Ora si riparata dalla scuola.
Dalla normalità delle procedure di mobilità, a cominciare dall’eliminazione del vincolo triennale per fare rientrare in sede le migliaia di docenti deportati dalla riforma nelle scuole del centro nord, continuando per l’eliminazione degli ambiti, l’odioso bonus premiale, le deleghe in bianco e delle chiamata diretta che proprio non piacciono agli insegnanti e ai dirigenti, stigmi di ingiustizia e clientelismo che la scuola da sempre deplora.
Ora avanti tutta con correttivi alla legge 107/2015 la “buona scuola” perché la scuola ha bisogno di stabilità, serenità, unità e nuovo vigore (un esempio per tutti i 4 mila posti liberi in Puglia e 3mila e 200 docenti deportati nelle scuole del nord con la riforma, oltre ai mille disservizi nelle regioni meridionali che continuano ad esserci per mancanza di docenti).
Ripartire dalla scuola. Sì perché i nastrini rossi hanno invitato ad un voto di coscienza.
Non hanno voluto contaminare con un No o un Sì la scuola. Essa è, nonostante tutto, presidio di giustizia, meritocrazia, crescita sociale.

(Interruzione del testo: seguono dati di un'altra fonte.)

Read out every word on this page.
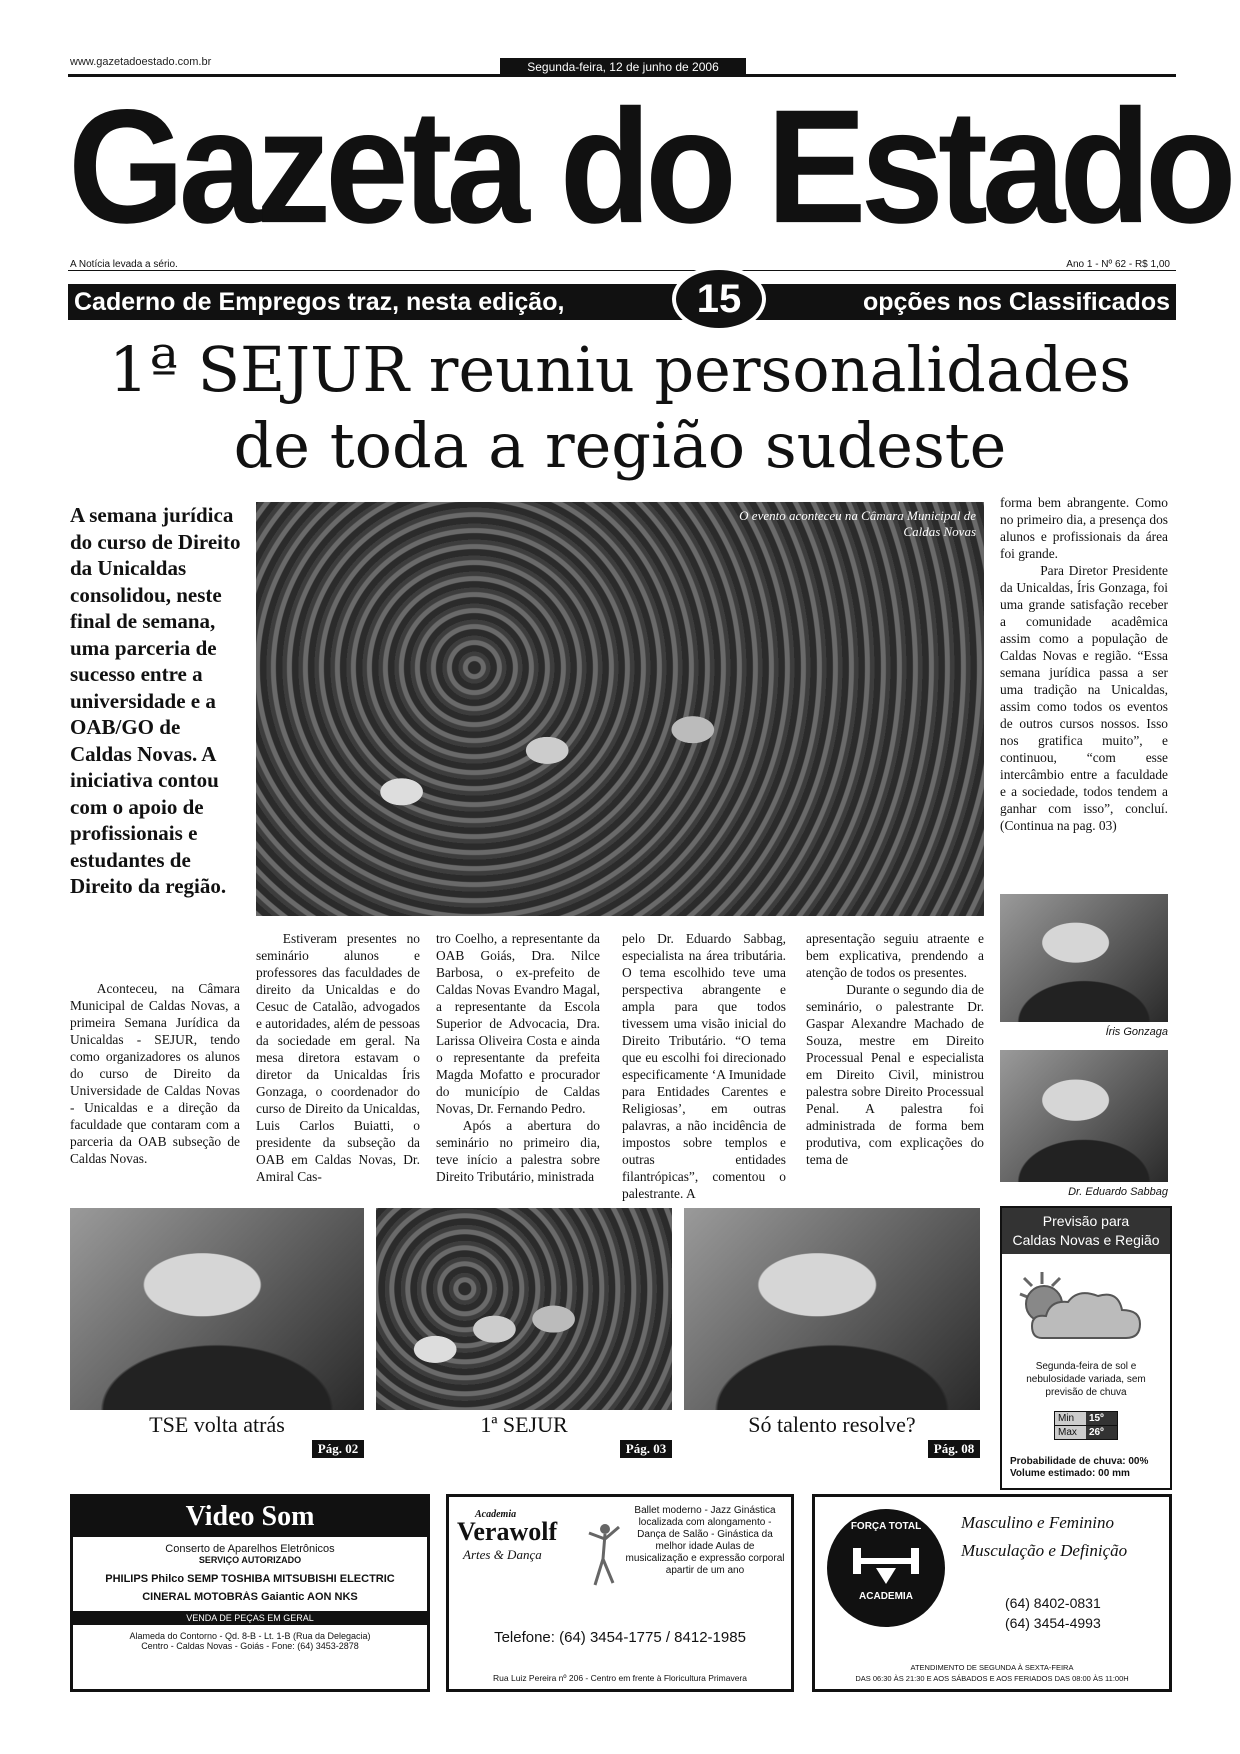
www.gazetadoestado.com.br	Segunda-feira, 12 de junho de 2006
Gazeta do Estado
A Notícia levada a sério.	Ano 1 - Nº 62 - R$ 1,00
Caderno de Empregos traz, nesta edição,	opções nos Classificados
15
1ª SEJUR reuniu personalidades
de toda a região sudeste
A semana jurídica do curso de Direito da Unicaldas consolidou, neste final de semana, uma parceria de sucesso entre a universidade e a OAB/GO de Caldas Novas. A iniciativa contou com o apoio de profissionais e estudantes de Direito da região.
O evento aconteceu na Câmara Municipal de Caldas Novas
Aconteceu, na Câmara Municipal de Caldas Novas, a primeira Semana Jurídica da Unicaldas - SEJUR, tendo como organizadores os alunos do curso de Direito da Universidade de Caldas Novas - Unicaldas e a direção da faculdade que contaram com a parceria da OAB subseção de Caldas Novas.
Estiveram presentes no seminário alunos e professores das faculdades de direito da Unicaldas e do Cesuc de Catalão, advogados e autoridades, além de pessoas da sociedade em geral. Na mesa diretora estavam o diretor da Unicaldas Íris Gonzaga, o coordenador do curso de Direito da Unicaldas, Luis Carlos Buiatti, o presidente da subseção da OAB em Caldas Novas, Dr. Amiral Cas-
tro Coelho, a representante da OAB Goiás, Dra. Nilce Barbosa, o ex-prefeito de Caldas Novas Evandro Magal, a representante da Escola Superior de Advocacia, Dra. Larissa Oliveira Costa e ainda o representante da prefeita Magda Mofatto e procurador do município de Caldas Novas, Dr. Fernando Pedro.
Após a abertura do seminário no primeiro dia, teve início a palestra sobre Direito Tributário, ministrada
pelo Dr. Eduardo Sabbag, especialista na área tributária. O tema escolhido teve uma perspectiva abrangente e ampla para que todos tivessem uma visão inicial do Direito Tributário. “O tema que eu escolhi foi direcionado especificamente ‘A Imunidade para Entidades Carentes e Religiosas’, em outras palavras, a não incidência de impostos sobre templos e outras entidades filantrópicas”, comentou o palestrante. A
apresentação seguiu atraente e bem explicativa, prendendo a atenção de todos os presentes.
Durante o segundo dia de seminário, o palestrante Dr. Gaspar Alexandre Machado de Souza, mestre em Direito Processual Penal e especialista em Direito Civil, ministrou palestra sobre Direito Processual Penal. A palestra foi administrada de forma bem produtiva, com explicações do tema de
forma bem abrangente. Como no primeiro dia, a presença dos alunos e profissionais da área foi grande.
Para Diretor Presidente da Unicaldas, Íris Gonzaga, foi uma grande satisfação receber a comunidade acadêmica assim como a população de Caldas Novas e região. “Essa semana jurídica passa a ser uma tradição na Unicaldas, assim como todos os eventos de outros cursos nossos. Isso nos gratifica muito”, e continuou, “com esse intercâmbio entre a faculdade e a sociedade, todos tendem a ganhar com isso”, concluí. (Continua na pag. 03)
Íris Gonzaga
Dr. Eduardo Sabbag
TSE volta atrás
Pág. 02
1ª SEJUR
Pág. 03
Só talento resolve?
Pág. 08
Previsão para
Caldas Novas e Região
Segunda-feira de sol e nebulosidade variada, sem previsão de chuva
Min	15º
Max	26º
Probabilidade de chuva: 00%
Volume estimado: 00 mm
Video Som
Conserto de Aparelhos Eletrônicos
SERVIÇO AUTORIZADO
PHILIPS Philco SEMP TOSHIBA MITSUBISHI ELECTRIC
CINERAL MOTOBRÁS Gaiantic AON NKS
VENDA DE PEÇAS EM GERAL
Alameda do Contorno - Qd. 8-B - Lt. 1-B (Rua da Delegacia)
Centro - Caldas Novas - Goiás - Fone: (64) 3453-2878
Academia
Verawolf
Artes & Dança
Ballet moderno - Jazz Ginástica localizada com alongamento - Dança de Salão - Ginástica da melhor idade Aulas de musicalização e expressão corporal apartir de um ano
Telefone: (64) 3454-1775 / 8412-1985
Rua Luiz Pereira nº 206 - Centro em frente à Floricultura Primavera
FORÇA TOTAL
ACADEMIA
Masculino e Feminino
Musculação e Definição
(64) 8402-0831
(64) 3454-4993
ATENDIMENTO DE SEGUNDA À SEXTA-FEIRA
DAS 06:30 ÀS 21:30 E AOS SÁBADOS E AOS FERIADOS DAS 08:00 ÀS 11:00H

Ora è quanto mai necessario ripartire dalle idee e dai buoni propositi, quelli che hanno sempre reso la nostra Repubblica un cardine in Europa e nel mondo.
E allora, che si ritorni ad ascoltare i cittadini ripartendo dalla scuola.
È il momento di immaginare una vera buona scuola fatta di docenti e studenti, famiglie e collaboratori uniti e compatti nel segno della giustizia e della meritocrazia, fari ben visibili nella mozione approvata all’unanimità in Puglia lo scorso 21 luglio con la mozione la “buona scuola”, dove persino il consiglio regionale pugliese all’unanimità si è pronunciato a sostegno dei docenti, tutti, dai neoassunti ai precari, che esercitano la loro missione di docenza serenamente secondo la tutela dei principi cardine della Costituzione. Ora auspichiamo per l’Italia e la scuola, un rappresentante del Miur che davvero sia l’essenza della vera buona scuola, che abbia a cuore le sorti dei docenti e dei discenti di tutta Italia, nessuno escluso.
Perché si cambi rotta, finalmente, e che il sud non sia più un figlio di un dio minore, ma che sia recuperata quella omogeneità sociale, economica, e di diritti che avrebbero come unico vantaggio il bene dell’Italia e dei suoi cittadini.